Real Applications
A number of applications written using the RapidMind platform illustrate the performance gains. One such example is RTT AG (www.rtt.ag), a provider of automotive visualization software. RTT's RealTrace software was built using RapidMind, and is the world's first workstation real-time raytracer. It lets accurate reflections and refractions be displayed on interactive models; see Figure 3. By leveraging GPUs to perform the complicated computations involved in raytracing, RTT was able to put a product on the market that surpasses the state-of-the-art in raytracing performance. The same code was ported to the Cell BE processor within three weeks, and shown as a demonstration in IBM's SIGGRAPH 2006 booth.
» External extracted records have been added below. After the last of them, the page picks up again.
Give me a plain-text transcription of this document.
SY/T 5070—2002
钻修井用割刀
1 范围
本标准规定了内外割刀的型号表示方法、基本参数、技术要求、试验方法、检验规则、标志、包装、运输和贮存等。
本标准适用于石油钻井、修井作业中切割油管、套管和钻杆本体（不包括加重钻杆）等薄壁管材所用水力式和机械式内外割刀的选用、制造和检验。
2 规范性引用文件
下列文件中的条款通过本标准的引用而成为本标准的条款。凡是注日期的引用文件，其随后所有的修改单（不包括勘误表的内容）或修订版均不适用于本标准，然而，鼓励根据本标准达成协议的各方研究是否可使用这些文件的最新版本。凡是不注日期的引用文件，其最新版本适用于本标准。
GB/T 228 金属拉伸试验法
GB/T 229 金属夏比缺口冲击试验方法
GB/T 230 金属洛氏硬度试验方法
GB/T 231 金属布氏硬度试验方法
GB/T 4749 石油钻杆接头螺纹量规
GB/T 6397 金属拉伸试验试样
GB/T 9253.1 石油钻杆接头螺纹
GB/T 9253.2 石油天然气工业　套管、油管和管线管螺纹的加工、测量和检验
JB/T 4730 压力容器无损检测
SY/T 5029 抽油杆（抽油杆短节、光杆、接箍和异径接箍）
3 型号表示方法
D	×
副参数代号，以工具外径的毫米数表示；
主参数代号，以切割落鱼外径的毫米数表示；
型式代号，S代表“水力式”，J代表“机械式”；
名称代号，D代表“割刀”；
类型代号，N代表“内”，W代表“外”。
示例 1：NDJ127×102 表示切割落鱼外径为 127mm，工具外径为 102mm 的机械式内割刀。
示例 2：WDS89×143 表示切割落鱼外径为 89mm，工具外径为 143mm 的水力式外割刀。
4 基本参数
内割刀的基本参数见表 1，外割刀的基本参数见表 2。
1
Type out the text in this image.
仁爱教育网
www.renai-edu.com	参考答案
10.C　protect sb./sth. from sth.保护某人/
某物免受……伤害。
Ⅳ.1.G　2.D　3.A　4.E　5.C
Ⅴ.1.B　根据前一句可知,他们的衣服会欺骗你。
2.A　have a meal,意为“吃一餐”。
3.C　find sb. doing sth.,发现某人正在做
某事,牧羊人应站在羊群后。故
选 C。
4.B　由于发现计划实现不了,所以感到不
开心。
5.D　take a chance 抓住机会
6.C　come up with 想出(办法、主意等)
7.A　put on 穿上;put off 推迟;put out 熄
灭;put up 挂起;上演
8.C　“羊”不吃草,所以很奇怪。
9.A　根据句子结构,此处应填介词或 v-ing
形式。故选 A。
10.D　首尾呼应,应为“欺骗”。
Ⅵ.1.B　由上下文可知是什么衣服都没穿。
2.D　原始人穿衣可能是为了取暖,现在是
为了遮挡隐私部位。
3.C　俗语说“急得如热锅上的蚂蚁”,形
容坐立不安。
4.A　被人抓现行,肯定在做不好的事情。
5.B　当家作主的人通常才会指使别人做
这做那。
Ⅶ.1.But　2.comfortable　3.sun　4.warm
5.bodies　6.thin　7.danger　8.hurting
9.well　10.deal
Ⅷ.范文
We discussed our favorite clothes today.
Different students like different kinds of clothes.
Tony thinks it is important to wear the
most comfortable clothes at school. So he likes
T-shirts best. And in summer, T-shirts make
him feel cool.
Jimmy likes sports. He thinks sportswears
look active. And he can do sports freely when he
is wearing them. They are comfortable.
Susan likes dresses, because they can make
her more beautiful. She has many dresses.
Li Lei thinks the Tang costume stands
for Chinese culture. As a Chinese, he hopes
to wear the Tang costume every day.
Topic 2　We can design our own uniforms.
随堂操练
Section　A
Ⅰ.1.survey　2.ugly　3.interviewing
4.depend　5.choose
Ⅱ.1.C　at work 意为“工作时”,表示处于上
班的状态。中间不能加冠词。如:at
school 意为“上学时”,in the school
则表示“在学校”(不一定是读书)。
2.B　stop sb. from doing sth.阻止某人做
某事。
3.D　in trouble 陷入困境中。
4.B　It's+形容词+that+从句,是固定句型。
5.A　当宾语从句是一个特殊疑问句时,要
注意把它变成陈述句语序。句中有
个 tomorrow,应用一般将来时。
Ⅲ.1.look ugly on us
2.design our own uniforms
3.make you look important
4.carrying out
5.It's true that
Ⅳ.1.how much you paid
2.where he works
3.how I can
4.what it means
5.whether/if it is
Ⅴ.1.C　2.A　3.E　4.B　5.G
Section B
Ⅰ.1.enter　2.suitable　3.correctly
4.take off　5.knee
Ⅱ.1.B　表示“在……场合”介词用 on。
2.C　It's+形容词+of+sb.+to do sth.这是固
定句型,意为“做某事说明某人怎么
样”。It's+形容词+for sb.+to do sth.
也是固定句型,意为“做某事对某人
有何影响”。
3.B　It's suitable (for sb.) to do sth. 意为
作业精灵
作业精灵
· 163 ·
With quad-core CPUs now available (and larger numbers of cores on the horizon), we are preparing for the pervasiveness of multicore systems. To this end, we recently demonstrated a prototype of a RapidMind x86 multicore backend on a financial modeling application; see Figure 4. Compared to hand-tuned C code using the Intel C++ Compiler, the RapidMind version of the algorithm was able to achieve twice the performance on a single core, scaling to eight times the performance on four cores, with no additional application effort. The increased performance on a single core may come as a surprise. It stems from the fact that the semantics of the platform let our code generators perform much better analysis and optimization of the application code. We have been careful to design the system so that we are not plagued by issues (such as pointer aliasing) that inhibit effective optimization on C or C++. At the same time, our system integrates so cleanly with C++ that all the modularity constructs of the language are available to the developer, generally at no performance cost.
Likewise, Hewlett-Packard and RapidMind performed comparisons between CPUs and GPUs for a scientific algorithms, such as the Fast Fourier Transform (FFT) and the Basic Linear Algebra Subroutines (BLAS) single-precision matrix-multiply (SGEMM). The results showed that the RapidMind implementations on a GPU were between 2.4 and 32.2 times as fast as the same algorithm running on a CPU core. For the CPU comparisons, extremely tuned numerical libraries were used.